Ne kadar düşünüyoruz?
En az üzerinde düşündüğümüz ve dikkatimizi çekmeyen hâdiseler nelerdir? Gündelik ve alışılmış olanlar değil mi?(güneşin doğması, kışdan sonra baharın gelmesi v.s.) adına ülfet(alışkanlık) dediğimiz, gözümüzü kapayan bir perde var. Önümüzden o perdeyi kaldırıp, çevremizdeki olayları lâyıkıyla takdir edip, düşünemiyoruz. Mesela:
*Yağmurlu havalarda, şimşeğin çakmasıyla birlikte başımıza nitrik asit(kezzap) yağması için her türlü ortam hazırken üstümüze rahmet yağmurları yağdıran …
*Trilyarlarca farklı canlı-cansız madde çeşidini sadece 92 çeşit atomdan yapan...
*Her baharda bütün ağaçları ve meyveli bitkileri cennet hurileri gibi giydirip,süslendirip,ellerine her çeşit meyveleri verip,bizlere uzatıp ‘Haydi alınız, yiyiniz diyerek ikram eden…
*Bir zehirli sineğin eliyle bizlere şifalı, tatlı balı yediren ve elsiz bir böceğin eliyle en yumuşak ipeği bizlere giydiren…
*Yanıcı bir gaz olan hidrojeni yakıcı bir gaz olan oksijene aşık eden, neticesinde söndürme özelliğine sahip hayat kaynağımız suyu bize sunan…

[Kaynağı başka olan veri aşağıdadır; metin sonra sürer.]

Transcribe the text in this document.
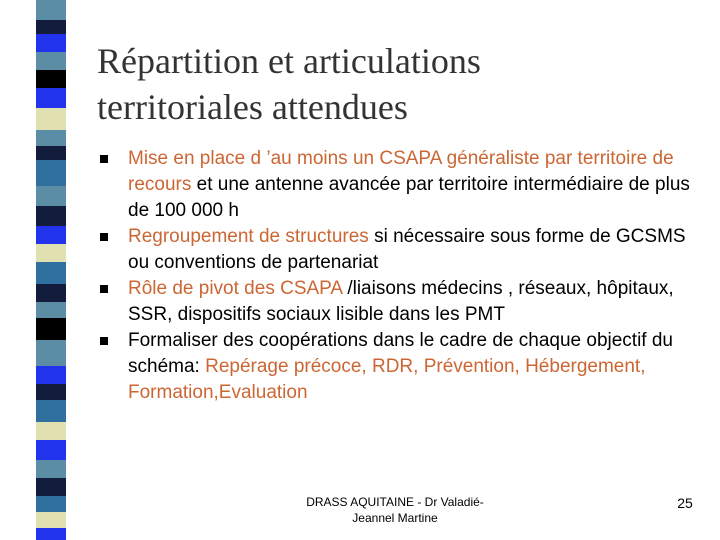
Répartition et articulations
territoriales attendues
Mise en place d ’au moins un CSAPA généraliste par territoire de recours et une antenne avancée par territoire intermédiaire de plus de 100 000 h
Regroupement de structures si nécessaire sous forme de GCSMS ou conventions de partenariat
Rôle de pivot des CSAPA /liaisons médecins , réseaux, hôpitaux, SSR, dispositifs sociaux lisible dans les PMT
Formaliser des coopérations dans le cadre de chaque objectif du schéma: Repérage précoce, RDR, Prévention, Hébergement, Formation,Evaluation
DRASS AQUITAINE - Dr Valadié-
Jeannel Martine
25
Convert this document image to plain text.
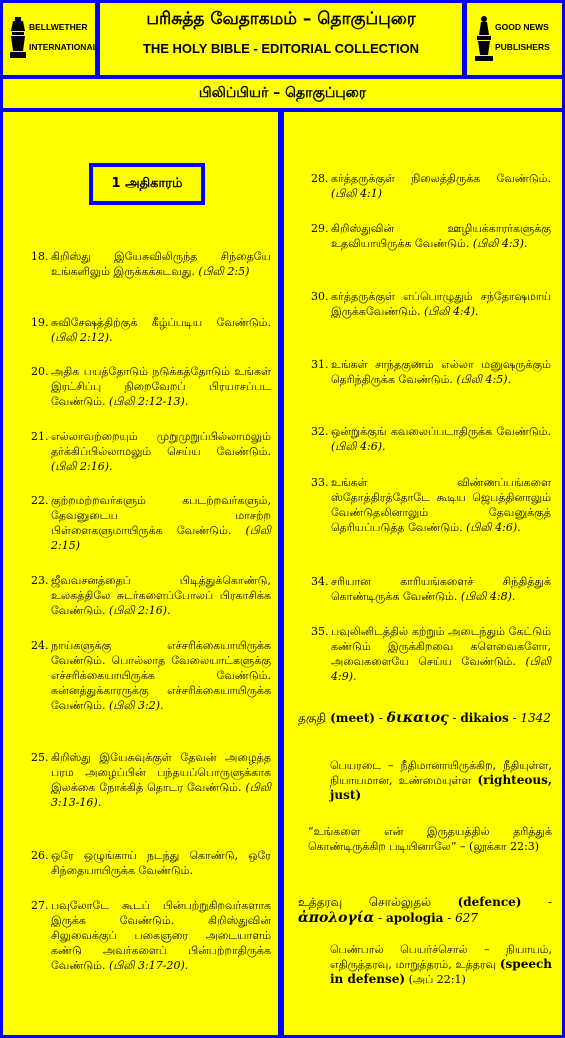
BELLWETHER
INTERNATIONAL
பரிசுத்த வேதாகமம் – தொகுப்புரை
THE HOLY BIBLE - EDITORIAL COLLECTION
GOOD NEWS
PUBLISHERS
பிலிப்பியர் – தொகுப்புரை
1 அதிகாரம்
18. கிறிஸ்து இயேசுவிலிருந்த சிந்தையே உங்களிலும் இருக்கக்கடவது. (பிலி 2:5)
19. சுவிசேஷத்திற்குக் கீழ்ப்படிய வேண்டும். (பிலி 2:12).
20. அதிக பயத்தோடும் நடுக்கத்தோடும் உங்கள் இரட்சிப்பு நிறைவேறப் பிரயாசப்பட வேண்டும். (பிலி 2:12-13).
21. எல்லாவற்றையும் முறுமுறுப்பில்லாமலும் தர்க்கிப்பில்லாமலும் செய்ய வேண்டும். (பிலி 2:16).
22. குற்றமற்றவர்களும் கபடற்றவர்களும், தேவனுடைய மாசற்ற பிள்ளைகளுமாயிருக்க வேண்டும். (பிலி 2:15)
23. ஜீவவசனத்தைப் பிடித்துக்கொண்டு, உலகத்திலே சுடர்களைப்போலப் பிரகாசிக்க வேண்டும். (பிலி 2:16).
24. நாய்களுக்கு எச்சரிக்கையாயிருக்க வேண்டும். பொல்லாத வேலையாட்களுக்கு எச்சரிக்கையாயிருக்க வேண்டும். சுன்னத்துக்காரருக்கு எச்சரிக்கையாயிருக்க வேண்டும். (பிலி 3:2).
25. கிறிஸ்து இயேசுவுக்குள் தேவன் அழைத்த பரம அழைப்பின் பந்தயப்பொருளுக்காக இலக்கை நோக்கித் தொடர வேண்டும். (பிலி 3:13-16).
26. ஒரே ஒழுங்காய் நடந்து கொண்டு, ஒரே சிந்தையாயிருக்க வேண்டும்.
27. பவுலோடே கூடப் பின்பற்றுகிறவர்களாக இருக்க வேண்டும். கிறிஸ்துவின் சிலுவைக்குப் பகைஞரை அடையாளம் கண்டு அவர்களைப் பின்பற்றாதிருக்க வேண்டும். (பிலி 3:17-20).
28. கர்த்தருக்குள் நிலைத்திருக்க வேண்டும். (பிலி 4:1)
29. கிறிஸ்துவின் ஊழியக்காரர்களுக்கு உதவியாயிருக்க வேண்டும். (பிலி 4:3).
30. கர்த்தருக்குள் எப்பொழுதும் சந்தோஷமாய் இருக்கவேண்டும். (பிலி 4:4).
31. உங்கள் சாந்தகுணம் எல்லா மனுஷருக்கும் தெரிந்திருக்க வேண்டும். (பிலி 4:5).
32. ஒன்றுக்குங் கவலைப்படாதிருக்க வேண்டும். (பிலி 4:6).
33. உங்கள் விண்ணப்பங்களை ஸ்தோத்திரத்தோடே கூடிய ஜெபத்தினாலும் வேண்டுதலினாலும் தேவனுக்குத் தெரியப்படுத்த வேண்டும். (பிலி 4:6).
34. சரியான காரியங்களைச் சிந்தித்துக் கொண்டிருக்க வேண்டும். (பிலி 4:8).
35. பவுலினிடத்தில் கற்றும் அடைந்தும் கேட்டும் கண்டும் இருக்கிறவை களெவைகளோ, அவைகளையே செய்ய வேண்டும். (பிலி 4:9).
தகுதி (meet) - δικαιος - dikaios - 1342
பெயரடை – நீதிமானாயிருக்கிற, நீதியுள்ள, நியாயமான, உண்மையுள்ள (righteous, just)
“உங்களை என் இருதயத்தில் தரித்துக் கொண்டிருக்கிற படியினாலே” – (லூக்கா 22:3)
உத்தரவு சொல்லுதல் (defence) - ἀπολογία - apologia - 627
பெண்பால் பெயர்ச்சொல் – நியாயம், எதிருத்தரவு, மாறுத்தரம், உத்தரவு (speech in defense) (அப் 22:1)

*Bir kısmı dünyamızdan bin defa büyük,ve o büyüklerden bir kısmı top güllesinden yetmiş derece süratli yüz binler semavi cisimleri direksiz, düşürmeden durduran ve birbirine çarpmadan olağanüstü çabuk ve beraber gezdiren…

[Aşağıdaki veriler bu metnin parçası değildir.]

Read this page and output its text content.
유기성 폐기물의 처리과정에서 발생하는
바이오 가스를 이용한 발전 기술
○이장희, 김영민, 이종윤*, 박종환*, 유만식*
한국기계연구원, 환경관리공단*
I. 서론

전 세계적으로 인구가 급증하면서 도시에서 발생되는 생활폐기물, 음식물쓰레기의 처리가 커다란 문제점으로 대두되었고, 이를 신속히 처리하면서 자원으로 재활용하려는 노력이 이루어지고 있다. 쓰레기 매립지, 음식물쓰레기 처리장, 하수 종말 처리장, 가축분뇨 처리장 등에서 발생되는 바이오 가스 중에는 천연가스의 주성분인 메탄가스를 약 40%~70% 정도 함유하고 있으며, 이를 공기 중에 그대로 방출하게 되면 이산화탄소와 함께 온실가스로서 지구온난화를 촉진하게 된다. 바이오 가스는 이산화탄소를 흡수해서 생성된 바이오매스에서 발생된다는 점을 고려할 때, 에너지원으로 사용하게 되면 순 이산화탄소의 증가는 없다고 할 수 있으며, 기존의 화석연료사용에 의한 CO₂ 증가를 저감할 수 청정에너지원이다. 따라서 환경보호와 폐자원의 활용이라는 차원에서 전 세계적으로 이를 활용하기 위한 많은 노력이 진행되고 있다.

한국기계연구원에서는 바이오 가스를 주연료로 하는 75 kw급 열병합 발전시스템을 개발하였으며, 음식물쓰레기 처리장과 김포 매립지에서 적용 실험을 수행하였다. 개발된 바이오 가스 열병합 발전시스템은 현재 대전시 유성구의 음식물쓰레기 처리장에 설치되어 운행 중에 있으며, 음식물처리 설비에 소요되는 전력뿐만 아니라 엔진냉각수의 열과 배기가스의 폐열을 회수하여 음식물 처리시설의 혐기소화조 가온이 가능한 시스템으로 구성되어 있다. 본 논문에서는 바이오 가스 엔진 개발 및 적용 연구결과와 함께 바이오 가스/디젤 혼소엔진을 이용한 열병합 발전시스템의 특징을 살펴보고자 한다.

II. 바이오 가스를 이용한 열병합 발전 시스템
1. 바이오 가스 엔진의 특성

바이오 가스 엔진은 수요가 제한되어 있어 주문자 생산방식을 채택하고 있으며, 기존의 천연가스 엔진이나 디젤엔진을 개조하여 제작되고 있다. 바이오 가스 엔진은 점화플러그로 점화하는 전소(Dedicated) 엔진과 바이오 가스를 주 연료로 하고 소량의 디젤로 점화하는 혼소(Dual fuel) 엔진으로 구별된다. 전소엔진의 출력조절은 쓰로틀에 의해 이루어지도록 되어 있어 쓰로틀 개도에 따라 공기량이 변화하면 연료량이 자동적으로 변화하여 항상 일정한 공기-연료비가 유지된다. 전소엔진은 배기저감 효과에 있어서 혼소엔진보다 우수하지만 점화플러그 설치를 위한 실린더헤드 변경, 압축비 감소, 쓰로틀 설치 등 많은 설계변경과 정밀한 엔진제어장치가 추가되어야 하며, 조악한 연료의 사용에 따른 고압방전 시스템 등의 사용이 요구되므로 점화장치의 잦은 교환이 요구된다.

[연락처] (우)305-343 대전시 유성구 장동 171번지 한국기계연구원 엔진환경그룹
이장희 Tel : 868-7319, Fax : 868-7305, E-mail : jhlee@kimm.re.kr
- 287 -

*Kışın ölen 300.000 çeşit canlıları bahar da şaşırmadan, birbirine karıştırmadan hatasız,yanlışsız,mükemmel,muntazam bir şekilde yeniden yaratan…
Değerli okurlarım, bütün bu saymış olduğumuz olayları ve daha nicelerini yapan, idare eden ve düzenleyen, tâkdir eden kim olabilir? Bir islam âliminin dediği gibi:
• Bir köy muhtarsız olmaz
• Bir iğne ustasız olmaz, sahipsiz olamaz
• Bir harf kâtipsiz olmaz;biliyorsunuz…
Öyleyse şu muntazam kâinat (evren) nasıl hâkimsiz olur?